Cree en la necesidad de sanar un ojo para que no sea necesario ir por el otro. Pero sus gestos inefables de amor solo serán recompensados en el filme a un nivel espiritual y moral. El círculo se cierra cuando Zamira yace cubierta de sangre con una sonrisa congelada en los ojos sobre la fría piedra de los campos macedónicos.

La segunda fase de la película nos pinta un esbozo de la vida del fotógrafo en Londres, adonde había decidido huir años atrás. No todo es luz allí, incluso el espanto llega a los rincones más blancos de Occidente. Su relación apasionada con  Anne, la directora de la agencia de fotografía para la cual trabaja, es agua clara en medio de la pesadilla. Ella también tiene sus manchas de barro, sus conflictos entre el amor y la culpabilidad ante el que expira aun cuando su tiempo no ha llegado, cuando apenas la vida esboza una sonrisa. Son los rostros de las fotos, y la mirada extrañada de Anne que los ve, una de las perspectivas de los horrores de la guerra que ofrece el director.
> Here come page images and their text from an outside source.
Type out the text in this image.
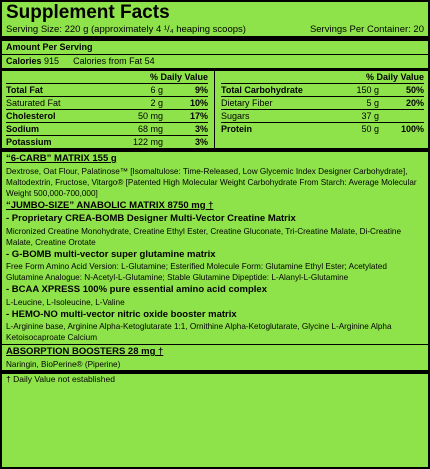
Supplement Facts
Serving Size: 220 g (approximately 4 ¹/₄ heaping scoops)	Servings Per Container: 20
Amount Per Serving
Calories
915 Calories from Fat 54
% Daily Value
Total Fat	6 g	9%
Saturated Fat	2 g	10%
Cholesterol	50 mg	17%
Sodium	68 mg	3%
Potassium	122 mg	3%
% Daily Value
Total Carbohydrate	150 g	50%
Dietary Fiber	5 g	20%
Sugars	37 g
Protein	50 g	100%
“6-CARB” MATRIX 155 g
Dextrose, Oat Flour, Palatinose™ [Isomaltulose: Time-Released, Low Glycemic Index Designer Carbohydrate], Maltodextrin, Fructose, Vitargo® [Patented High Molecular Weight Carbohydrate From Starch: Average Molecular Weight 500,000-700,000]
“JUMBO-SIZE” ANABOLIC MATRIX 8750 mg †
- Proprietary CREA-BOMB Designer Multi-Vector Creatine Matrix
Micronized Creatine Monohydrate, Creatine Ethyl Ester, Creatine Gluconate, Tri-Creatine Malate, Di-Creatine Malate, Creatine Orotate
- G-BOMB multi-vector super glutamine matrix
Free Form Amino Acid Version: L-Glutamine; Esterified Molecule Form: Glutamine Ethyl Ester; Acetylated Glutamine Analogue: N-Acetyl-L-Glutamine; Stable Glutamine Dipeptide: L-Alanyl-L-Glutamine
- BCAA XPRESS 100% pure essential amino acid complex
L-Leucine, L-Isoleucine, L-Valine
- HEMO-NO multi-vector nitric oxide booster matrix
L-Arginine base, Arginine Alpha-Ketoglutarate 1:1, Ornithine Alpha-Ketoglutarate, Glycine L-Arginine Alpha Ketoisocaproate Calcium
ABSORPTION BOOSTERS 28 mg †
Naringin, BioPerine® (Piperine)
† Daily Value not established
Finalmente, perseguido por las verdades en sus fotografías, Aleksander decide regresar a su origen con la sospecha de que los círculos no son redondos. Algo en él ha cambiado, pero sus conflictos aún le acosan. El mal que aqueja los

campos de su pueblo sigue siendo el cáncer que durante más de cinco siglos les consume. El personaje principal ha regresado a ver el sol levantarse una vez más. Será la última vez, tiene la certeza, pero escoge enfrentarse a los rostros de los muertos que le apremian en sus fotografías, que asistieron como velas encendidas a su premiación del Pulitzer. En sus últimos momentos, solo le importa ver sonreír a una niña y esperar que la lluvia le lleve consigo.

Los actores principales de esta película del año 1994 son  Katrin Cartlidge (Anne), Rade Serbedzija (Aleksander), Gregorie Cuelen (Kiril) y Labina Mitevska (Zamira). Estuvo nominada al Oscar a la mejor película de habla no inglesa y fue ganadora del Leone d’Oro en el 51 Festival Internacional de Cine de Venecia en 1994.